What is a DNS leak?
Sometimes a VPN can fail to protect your device’s DNS queries even when the rest of your traffic is concealed by the VPN tunnel. This is called a “DNS leak.” If your DNS leaks, unauthorized entities, like your internet service provider or DNS server operator, can see which websites you visit and any apps you use.
Because of its role as the internet’s address book, DNS affects nearly everything you do online. Your browser and other apps use it to find the servers that operate the websites and services that you rely on. Your device sends its queries to a DNS server, and the server sends back directions to what you’re looking for. This is what makes DNS a significant privacy risk.
How can I check if my VPN is protecting me?
ExpressVPN will protect you from DNS leaks if it’s configured properly. The DNS Leak Test on this page will help you confirm that ExpressVPN is working as it should.
How does ExpressVPN prevent DNS leaks?
Without a VPN, your device typically uses a DNS service provided by your ISP. But when you connect to ExpressVPN, your device will only use DNS servers operated entirely by ExpressVPN. This benefits you because:
- ExpressVPN DNS servers are fast
- ExpressVPN doesn’t keep activity or connection logs
- All traffic between your device and DNS servers is encrypted end-to-end
Here’s how it works. To visit a webpage, you enter a URL or click a link in your browser. That URL is sent via ExpressVPN’s encrypted tunnel to a DNS server run by ExpressVPN. The DNS server looks up the IP address and sends it to ExpressVPN, which accesses the site.

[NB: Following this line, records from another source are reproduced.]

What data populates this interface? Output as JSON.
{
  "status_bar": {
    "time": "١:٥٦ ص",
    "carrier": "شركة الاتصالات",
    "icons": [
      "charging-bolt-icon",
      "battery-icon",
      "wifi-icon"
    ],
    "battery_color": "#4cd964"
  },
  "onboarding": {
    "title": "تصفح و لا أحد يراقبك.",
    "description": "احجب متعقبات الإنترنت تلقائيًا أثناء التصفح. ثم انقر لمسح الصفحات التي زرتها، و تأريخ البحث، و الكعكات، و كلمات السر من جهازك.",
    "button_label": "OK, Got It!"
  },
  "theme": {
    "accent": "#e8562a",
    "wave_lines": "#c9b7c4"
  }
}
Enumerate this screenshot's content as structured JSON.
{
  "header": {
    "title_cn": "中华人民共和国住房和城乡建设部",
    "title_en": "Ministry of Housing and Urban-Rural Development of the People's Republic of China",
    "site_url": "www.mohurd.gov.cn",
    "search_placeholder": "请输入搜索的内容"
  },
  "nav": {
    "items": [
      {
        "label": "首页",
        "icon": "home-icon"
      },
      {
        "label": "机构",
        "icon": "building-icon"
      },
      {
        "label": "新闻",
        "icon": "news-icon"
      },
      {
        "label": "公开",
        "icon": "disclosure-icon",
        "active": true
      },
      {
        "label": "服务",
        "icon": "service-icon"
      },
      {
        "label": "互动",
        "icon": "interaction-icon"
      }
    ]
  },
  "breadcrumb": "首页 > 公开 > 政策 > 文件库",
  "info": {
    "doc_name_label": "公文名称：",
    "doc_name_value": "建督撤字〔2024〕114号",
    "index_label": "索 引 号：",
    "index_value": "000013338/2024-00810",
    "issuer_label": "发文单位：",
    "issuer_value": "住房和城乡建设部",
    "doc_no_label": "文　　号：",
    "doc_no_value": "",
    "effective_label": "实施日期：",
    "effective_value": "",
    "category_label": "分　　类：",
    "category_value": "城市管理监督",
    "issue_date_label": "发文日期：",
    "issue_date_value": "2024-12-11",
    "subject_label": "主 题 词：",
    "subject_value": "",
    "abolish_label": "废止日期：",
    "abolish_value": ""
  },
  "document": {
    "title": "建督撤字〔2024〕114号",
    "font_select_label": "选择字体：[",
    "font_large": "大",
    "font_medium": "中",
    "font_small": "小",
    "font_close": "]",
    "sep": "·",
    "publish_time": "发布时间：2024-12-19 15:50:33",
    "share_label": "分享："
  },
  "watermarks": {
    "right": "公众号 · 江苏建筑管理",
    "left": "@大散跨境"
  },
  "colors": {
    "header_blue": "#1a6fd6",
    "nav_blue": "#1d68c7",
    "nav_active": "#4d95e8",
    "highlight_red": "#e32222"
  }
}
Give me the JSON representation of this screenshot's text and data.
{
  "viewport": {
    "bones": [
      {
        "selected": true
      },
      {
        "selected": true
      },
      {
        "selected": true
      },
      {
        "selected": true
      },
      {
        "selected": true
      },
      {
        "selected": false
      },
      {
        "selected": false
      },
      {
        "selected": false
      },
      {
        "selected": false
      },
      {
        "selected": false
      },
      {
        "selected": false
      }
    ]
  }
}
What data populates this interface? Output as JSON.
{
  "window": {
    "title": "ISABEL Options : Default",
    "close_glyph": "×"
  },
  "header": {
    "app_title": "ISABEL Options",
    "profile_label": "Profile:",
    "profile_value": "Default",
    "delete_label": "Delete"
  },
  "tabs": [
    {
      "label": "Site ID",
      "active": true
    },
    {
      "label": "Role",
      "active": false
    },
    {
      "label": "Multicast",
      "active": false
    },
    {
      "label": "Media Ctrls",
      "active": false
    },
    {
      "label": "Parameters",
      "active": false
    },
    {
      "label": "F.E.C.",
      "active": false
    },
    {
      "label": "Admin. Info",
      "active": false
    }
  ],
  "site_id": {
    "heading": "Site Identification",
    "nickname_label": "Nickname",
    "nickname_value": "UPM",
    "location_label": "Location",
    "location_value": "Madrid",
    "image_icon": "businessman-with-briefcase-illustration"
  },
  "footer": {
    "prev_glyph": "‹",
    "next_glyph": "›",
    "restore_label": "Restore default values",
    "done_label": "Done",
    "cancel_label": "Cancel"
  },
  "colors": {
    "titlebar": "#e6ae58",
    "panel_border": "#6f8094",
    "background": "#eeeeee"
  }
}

In an instant, ExpressVPN returns that webpage to you. No traffic escapes the security of the tunnel.
If I already have a VPN, why do I need to check for DNS leaks?
Sometimes, one of two things might go wrong:
- Your device might send DNS traffic outside of the VPN tunnel.
- Your device might send DNS traffic through the VPN tunnel, but to a third-party DNS server.
In both cases, unauthorized third parties might see the list of websites and apps you use.
What causes VPN leakage of DNS?
DNS leaks can happen for many reasons. Here are just a few:
- Your VPN is manually configured. If you’re manually configuring a VPN connection, the risk of DNS leaks is higher and depends on your exact operating system configuration. Using the ExpressVPN apps will eliminate many of these risks.
- An attacker controls your router, such as a malicious Wi-Fi operator at a coffee shop. An attacker may be able to trick your device into sending DNS traffic outside of the VPN tunnel. ExpressVPN apps offer DNS leak protection, but other apps and manual configurations might be vulnerable.
- Manual DNS setup. You (or software on your device) specifically told the operating system not to use DNS servers operated by ExpressVPN. Power users might require a particular DNS service, but for security reasons, it’s probably undesired for most people.